Still, there are strings attached — beyond the loan value increase only applying to OZs. First, this isn’t intended for DIYers; you have to get receipts from contractors. Funds are then held in escrow until they’re distributed directly to those contractors. Not only that, you have to get bids from multiple vendors before you can finalize the deal with FHA, and they have to be licensed, insured full-timers. It’s best if those bids are computed on a cost-plus basis because an appraiser has to sign off on it and it’ll be an obvious red flag if a bid looks like a SWAG.

Also, and this pretty much goes without saying when you’re dealing with Washington, it generally takes longer to close than if you were dealing with a private mortgage insurer, and involves a ton more paperwork. So make sure your lender has experience with 203(k) loans and is willing to walk both you and FHA through the process.

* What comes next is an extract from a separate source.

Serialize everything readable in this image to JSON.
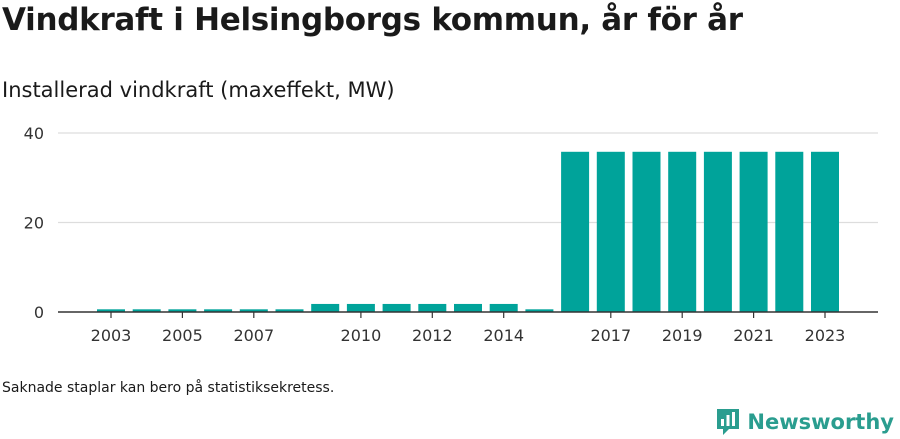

Also, you don’t have complete autonomy over what modifications you can make. FHA is a stickler for taking care of health-and-safety remediation — mold, lead, asbestos, termite damage, broken windows, missing banisters — first. After that, you can see if there’s any money left over to remodel bathrooms, install appliances, paint, lay carpet or improve energy efficiency.

The 203(k) program’s “limited” or “streamlined” loans specifically exclude structural repairs — you’d need to find some other source to fund those — although it permits replacing the roof. Structural repairs are allowed under a “standard” 203(k) loan, but there are restrictions that apply under either version, but these are at least partially subject to interpretation. “Major” landscaping is permitted but “minor” isn’t. Such “luxury” amenities as tennis courts are forbidden but you can fully trick out a kitchen; there’s a whole lot of gray in the middle. But whatever you do, the project has to be completed within six months.

Oh, and you can’t buy furniture. All fixtures have to be permanent.

And that includes you. The 203(k) program is specifically not intended for fix-and-flip. That said, guidance is sort of loose-goosey in this regard. It’s expected that you’ll be moving in yourself. Once you’ve done that, though, you can move out after a year. Also, if you’re buying a multi-family building, there’s nothing stopping you from renting out another unit or two or three. While co-ops are not allowed, 203(k) rules do permit condos under certain circumstances, according to Zillow. Also, as Holly Johnson at LendingTree reports, the property can be mixed-use, as long as at least 51% of the structure is residential.

One more helpful hint: For those who can undertake a project under the auspices of a not-for-profit organization, there’s a carve-out for that.

If you want to rehab a property and aren’t sure you can paint inside these lines, you might consider Fannie Mae’s HomeStyle program or other FHA options.